What is this feeling 

that is inside me,

it chased my soul away, 

was the devil invited?


My heart is screaming,

in the realms it resides in.

No one listens to 

what it has to say,

or any of the poems

it kept on reciting.


They call it depression,

but I have a question.


How do you label

something that kills us?


We’re physically alive

but we give up living.

Nothing in our minds,

our hearts are wilting.

Decaying in the dark,

no light in our eyes.


Can’t you find a remedy,

please take away 

all of my memories.

I think that would truly

be the best for me.


I’ll die if I remember,

my heart surrenders.


Saturday, 6 January 2018

My Silent Heart

Oh, there she is.

What do I say?

Should I try today?

No. I can’t.


I’m too nervous.

I’m nobody.

She’s perfect,

I’m not even worth it.


What do I do?

She’s so cute,

what do I do?

Tell her the truth?


She wouldn’t acknowledge me,

She’d brush me aside like I was dirt.

A few words define my worth,

and I’m actually scared of

the words that she’ll return.


“I don’t like you”

“You’re ugly”

The words of truth,

I’ve heard my entire life

And never hidden from me.


Yet why do I like her,

she stands out in my eyes.

It’s not her velvet hair,

Or her sapphire eyes,

Nor her beautiful smile.


How would I know unless I try,

but I’m scared of rejection.

I always have been, 

I usually push my feelings aside

and continue with reflections

and those unreal dreams.


I will never be able to share my feelings,

My heart is now used to bleeding.

My thoughts inside my head are screaming,

and the devil’s whispers, “keep on dreaming”


I can only share a glance, 

but never take the chance.

I can only look at you,

but you’ll never know the truth.

I can only just write these poems,

but will you ever read them?









Sunday, 31 December 2017

Drowning

The ink to my pen is the pool of emotions I drown in,

and it was in that grasp of shadow that life had found me.

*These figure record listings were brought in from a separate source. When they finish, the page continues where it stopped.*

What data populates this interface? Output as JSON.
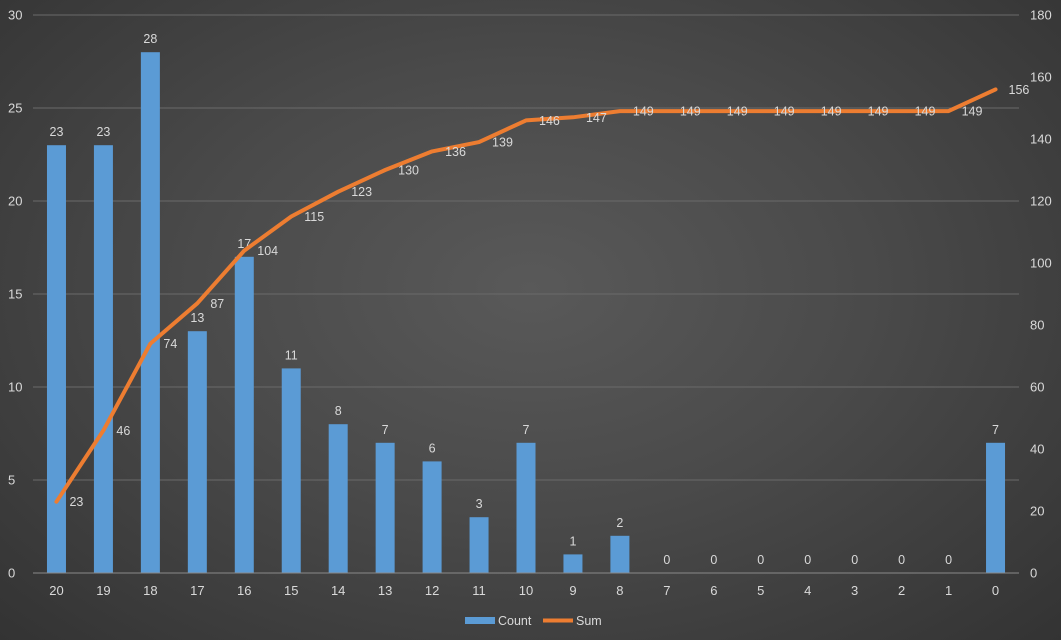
{
  "chart_data": {
    "type": "bar+line",
    "categories": [
      "20",
      "19",
      "18",
      "17",
      "16",
      "15",
      "14",
      "13",
      "12",
      "11",
      "10",
      "9",
      "8",
      "7",
      "6",
      "5",
      "4",
      "3",
      "2",
      "1",
      "0"
    ],
    "series": [
      {
        "name": "Count",
        "type": "bar",
        "axis": "left",
        "color": "#5b9bd5",
        "values": [
          23,
          23,
          28,
          13,
          17,
          11,
          8,
          7,
          6,
          3,
          7,
          1,
          2,
          0,
          0,
          0,
          0,
          0,
          0,
          0,
          7
        ]
      },
      {
        "name": "Sum",
        "type": "line",
        "axis": "right",
        "color": "#ed7d31",
        "values": [
          23,
          46,
          74,
          87,
          104,
          115,
          123,
          130,
          136,
          139,
          146,
          147,
          149,
          149,
          149,
          149,
          149,
          149,
          149,
          149,
          156
        ]
      }
    ],
    "ylim": [
      0,
      30
    ],
    "y_ticks": [
      "0",
      "5",
      "10",
      "15",
      "20",
      "25",
      "30"
    ],
    "y2lim": [
      0,
      180
    ],
    "y2_ticks": [
      "0",
      "20",
      "40",
      "60",
      "80",
      "100",
      "120",
      "140",
      "160",
      "180"
    ],
    "grid": true,
    "legend_position": "bottom"
  }
}
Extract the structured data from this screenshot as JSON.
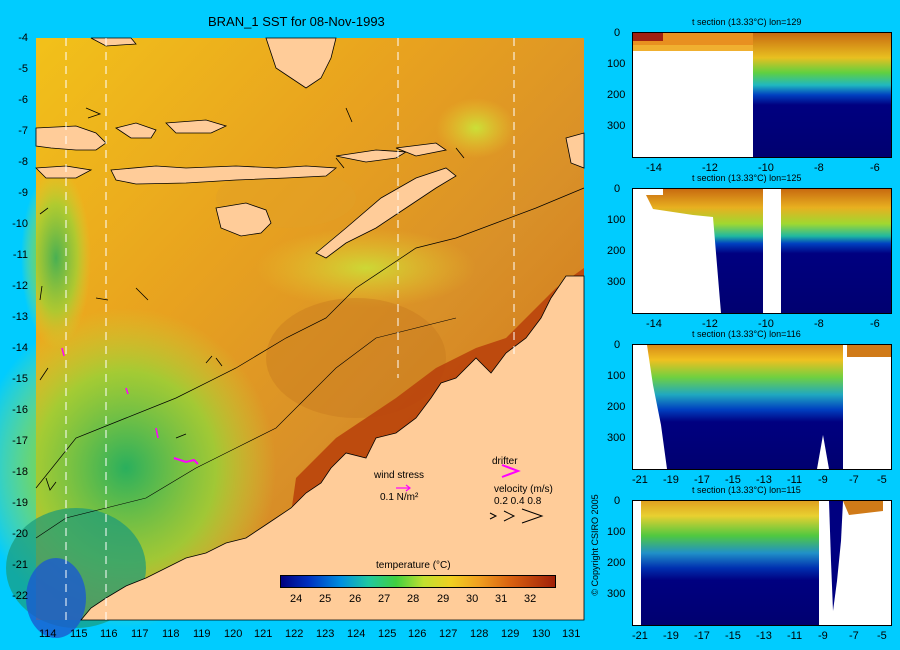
{
  "main_map": {
    "title": "BRAN_1 SST for 08-Nov-1993",
    "lat_ticks": [
      "-4",
      "-5",
      "-6",
      "-7",
      "-8",
      "-9",
      "-10",
      "-11",
      "-12",
      "-13",
      "-14",
      "-15",
      "-16",
      "-17",
      "-18",
      "-19",
      "-20",
      "-21",
      "-22"
    ],
    "lon_ticks": [
      "114",
      "115",
      "116",
      "117",
      "118",
      "119",
      "120",
      "121",
      "122",
      "123",
      "124",
      "125",
      "126",
      "127",
      "128",
      "129",
      "130",
      "131"
    ],
    "wind_stress_label": "wind stress",
    "wind_stress_scale": "0.1 N/m²",
    "drifter_label": "drifter",
    "velocity_label": "velocity (m/s)",
    "velocity_scale": "0.2 0.4 0.8",
    "colorbar_title": "temperature (°C)",
    "colorbar_ticks": [
      "24",
      "25",
      "26",
      "27",
      "28",
      "29",
      "30",
      "31",
      "32"
    ],
    "colors": {
      "land": "#ffcc99",
      "background": "#00ccff",
      "drifter": "#ff00ff"
    }
  },
  "sections": [
    {
      "title": "t section (13.33°C) lon=129",
      "x_ticks": [
        "-14",
        "-12",
        "-10",
        "-8",
        "-6"
      ],
      "y_ticks": [
        "0",
        "100",
        "200",
        "300"
      ]
    },
    {
      "title": "t section (13.33°C) lon=125",
      "x_ticks": [
        "-14",
        "-12",
        "-10",
        "-8",
        "-6"
      ],
      "y_ticks": [
        "0",
        "100",
        "200",
        "300"
      ]
    },
    {
      "title": "t section (13.33°C) lon=116",
      "x_ticks": [
        "-21",
        "-19",
        "-17",
        "-15",
        "-13",
        "-11",
        "-9",
        "-7",
        "-5"
      ],
      "y_ticks": [
        "0",
        "100",
        "200",
        "300"
      ]
    },
    {
      "title": "t section (13.33°C) lon=115",
      "x_ticks": [
        "-21",
        "-19",
        "-17",
        "-15",
        "-13",
        "-11",
        "-9",
        "-7",
        "-5"
      ],
      "y_ticks": [
        "0",
        "100",
        "200",
        "300"
      ]
    }
  ],
  "copyright": "© Copyright CSIRO 2005"
}
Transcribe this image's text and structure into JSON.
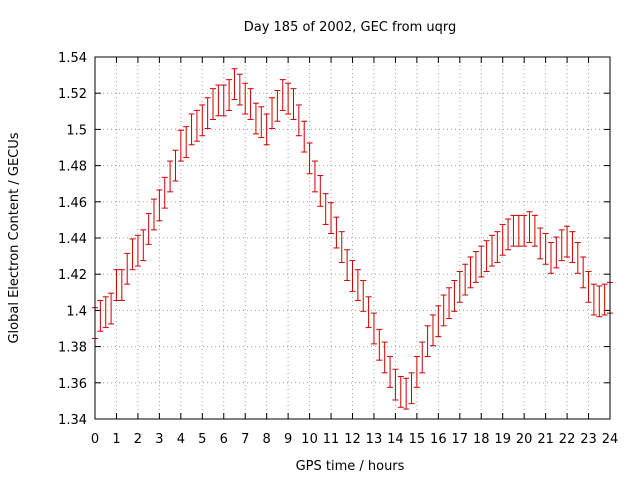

No one has yet heard the screams that my heart has sounded,

deafened by the world and veils by which they’re surrounded.


I was once living my life, you could hear my heart pounding,

my arteries marvelled at my heart’s coronation and crowning.

It once belonged upon a throne before being forced around it,

and the echo of that subjugation was definitely the loudest.


It was the grasp of darkness that had bound me.

no longer able to freely fly, my soul was kept grounded.

It was in that river of regret and misery that I was drowning,

all that is left is the silhouette of my identity left screaming and howling.